Here are some graphs illustrating the performance issues of updating the page table mappings in Vulkan ...
View attachment 10838
The first graph above depicts the behaviour of the RTX 4090
View attachment 10839
What you see in these graphs are how long it takes to complete a vkQueueBindSparse (
UpdateTileMappings in D3D) call as the hardware queues are getting saturated over each submission. The horizontal axis represents a new iteration for a vkQueueBindSparse submission while the vertical axis represents the total time in milliseconds ...
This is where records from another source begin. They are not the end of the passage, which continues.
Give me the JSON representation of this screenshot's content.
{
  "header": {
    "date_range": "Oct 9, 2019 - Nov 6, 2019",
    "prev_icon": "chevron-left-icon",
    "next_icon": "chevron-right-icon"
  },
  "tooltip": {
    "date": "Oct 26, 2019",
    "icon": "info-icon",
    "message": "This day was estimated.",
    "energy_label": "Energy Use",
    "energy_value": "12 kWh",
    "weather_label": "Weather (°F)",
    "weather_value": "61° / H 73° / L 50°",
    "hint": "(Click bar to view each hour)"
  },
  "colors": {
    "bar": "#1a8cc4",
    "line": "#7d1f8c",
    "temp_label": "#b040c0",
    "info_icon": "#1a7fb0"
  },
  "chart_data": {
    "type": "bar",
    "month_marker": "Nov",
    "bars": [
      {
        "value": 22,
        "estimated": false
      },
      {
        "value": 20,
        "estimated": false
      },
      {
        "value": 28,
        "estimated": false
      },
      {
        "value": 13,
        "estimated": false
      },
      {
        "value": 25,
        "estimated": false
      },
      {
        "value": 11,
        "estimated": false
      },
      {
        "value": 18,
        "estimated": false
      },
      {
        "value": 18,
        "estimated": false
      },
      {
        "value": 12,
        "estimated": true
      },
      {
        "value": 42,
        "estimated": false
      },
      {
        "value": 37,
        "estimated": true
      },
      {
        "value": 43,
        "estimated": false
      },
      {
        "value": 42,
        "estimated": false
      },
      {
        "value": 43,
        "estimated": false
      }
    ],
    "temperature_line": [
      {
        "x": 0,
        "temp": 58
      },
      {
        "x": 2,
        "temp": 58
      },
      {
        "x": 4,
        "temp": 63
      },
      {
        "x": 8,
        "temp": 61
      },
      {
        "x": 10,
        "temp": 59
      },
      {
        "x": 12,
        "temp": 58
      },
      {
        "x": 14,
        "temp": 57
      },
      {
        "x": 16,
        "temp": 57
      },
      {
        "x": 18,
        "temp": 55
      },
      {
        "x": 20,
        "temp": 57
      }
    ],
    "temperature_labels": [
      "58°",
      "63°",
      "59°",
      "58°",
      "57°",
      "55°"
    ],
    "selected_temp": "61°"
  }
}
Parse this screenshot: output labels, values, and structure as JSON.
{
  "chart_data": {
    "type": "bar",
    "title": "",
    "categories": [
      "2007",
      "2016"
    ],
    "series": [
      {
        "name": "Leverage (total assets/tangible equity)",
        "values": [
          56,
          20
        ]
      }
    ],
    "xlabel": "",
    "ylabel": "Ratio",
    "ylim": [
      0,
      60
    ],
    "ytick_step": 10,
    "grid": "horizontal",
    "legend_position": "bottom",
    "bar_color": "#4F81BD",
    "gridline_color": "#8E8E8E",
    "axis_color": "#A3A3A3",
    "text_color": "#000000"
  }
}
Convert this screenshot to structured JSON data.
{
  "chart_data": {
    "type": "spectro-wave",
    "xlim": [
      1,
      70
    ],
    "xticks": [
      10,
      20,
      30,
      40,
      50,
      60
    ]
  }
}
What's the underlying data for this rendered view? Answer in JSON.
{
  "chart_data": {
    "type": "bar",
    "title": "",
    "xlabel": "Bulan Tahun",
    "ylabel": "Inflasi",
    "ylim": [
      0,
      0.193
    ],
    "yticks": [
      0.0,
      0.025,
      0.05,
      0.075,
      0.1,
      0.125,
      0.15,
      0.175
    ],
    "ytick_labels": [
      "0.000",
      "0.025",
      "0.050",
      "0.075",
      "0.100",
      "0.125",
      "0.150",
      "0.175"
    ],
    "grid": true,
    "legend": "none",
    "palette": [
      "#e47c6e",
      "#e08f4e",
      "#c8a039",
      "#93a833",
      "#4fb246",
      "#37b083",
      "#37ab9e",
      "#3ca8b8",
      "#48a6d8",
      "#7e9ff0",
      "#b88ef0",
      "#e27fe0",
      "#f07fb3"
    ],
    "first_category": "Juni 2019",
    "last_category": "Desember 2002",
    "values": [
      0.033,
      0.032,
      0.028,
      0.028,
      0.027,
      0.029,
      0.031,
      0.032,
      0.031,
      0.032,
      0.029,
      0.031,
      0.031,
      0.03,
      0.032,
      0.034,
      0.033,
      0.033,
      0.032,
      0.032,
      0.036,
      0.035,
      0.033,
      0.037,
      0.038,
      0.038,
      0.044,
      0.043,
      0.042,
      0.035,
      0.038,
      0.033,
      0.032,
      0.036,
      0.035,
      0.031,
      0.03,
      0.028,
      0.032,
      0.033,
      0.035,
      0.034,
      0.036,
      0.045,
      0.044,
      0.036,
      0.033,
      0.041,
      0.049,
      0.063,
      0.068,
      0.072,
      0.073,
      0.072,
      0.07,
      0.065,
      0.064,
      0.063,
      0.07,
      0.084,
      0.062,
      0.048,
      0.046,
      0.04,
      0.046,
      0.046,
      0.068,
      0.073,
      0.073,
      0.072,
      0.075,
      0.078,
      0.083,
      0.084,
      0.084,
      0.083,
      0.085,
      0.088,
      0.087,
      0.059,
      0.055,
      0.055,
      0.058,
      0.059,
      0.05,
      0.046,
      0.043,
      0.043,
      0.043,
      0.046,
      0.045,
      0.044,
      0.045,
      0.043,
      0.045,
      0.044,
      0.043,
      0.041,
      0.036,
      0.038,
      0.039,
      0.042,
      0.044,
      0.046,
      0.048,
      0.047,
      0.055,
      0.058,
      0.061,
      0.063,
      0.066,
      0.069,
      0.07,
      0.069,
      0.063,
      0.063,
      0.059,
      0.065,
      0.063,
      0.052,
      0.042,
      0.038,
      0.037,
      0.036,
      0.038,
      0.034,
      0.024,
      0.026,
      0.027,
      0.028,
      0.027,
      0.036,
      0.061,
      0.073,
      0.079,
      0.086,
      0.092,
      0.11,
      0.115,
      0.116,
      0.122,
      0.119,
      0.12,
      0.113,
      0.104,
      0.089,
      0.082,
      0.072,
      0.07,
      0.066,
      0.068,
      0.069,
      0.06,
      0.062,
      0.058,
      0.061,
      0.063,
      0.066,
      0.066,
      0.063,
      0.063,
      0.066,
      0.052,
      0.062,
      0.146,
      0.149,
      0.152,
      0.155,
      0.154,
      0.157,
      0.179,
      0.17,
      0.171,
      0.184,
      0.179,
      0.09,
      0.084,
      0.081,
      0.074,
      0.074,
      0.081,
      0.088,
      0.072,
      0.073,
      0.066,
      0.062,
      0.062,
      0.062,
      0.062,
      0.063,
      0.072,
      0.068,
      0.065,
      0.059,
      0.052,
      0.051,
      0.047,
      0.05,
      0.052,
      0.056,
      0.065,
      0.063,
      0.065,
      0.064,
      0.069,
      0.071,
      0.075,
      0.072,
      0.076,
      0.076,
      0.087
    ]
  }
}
On the 4090, the first 50 calls of vkQueueBindSparse appear to have no performance impact but then the cost of each new vkQueueBindSparse from the 50th to 150th submission sharply increases. Just before the 4090 reaches the 300th submission, each new vkQueueBindSparse submission will take over 70ms to to complete ...
On the 7900 XTX, the cost of each new vkQueueBindSparse submission will sharply rise at the very start until it's ~40th iteration for which after every new submission of vkQueueBindSparse will take over 100ms to finish ...
So we can clearly identify the performance
problems of updating the page table mappings in each of these graphs for hardware virtual texturing implementations on both vendors. Making API calls to update the page table mappings can get prohibitively expensive when done in succession for many new frames as is potentially the case with sparse/virtual shadow maps ...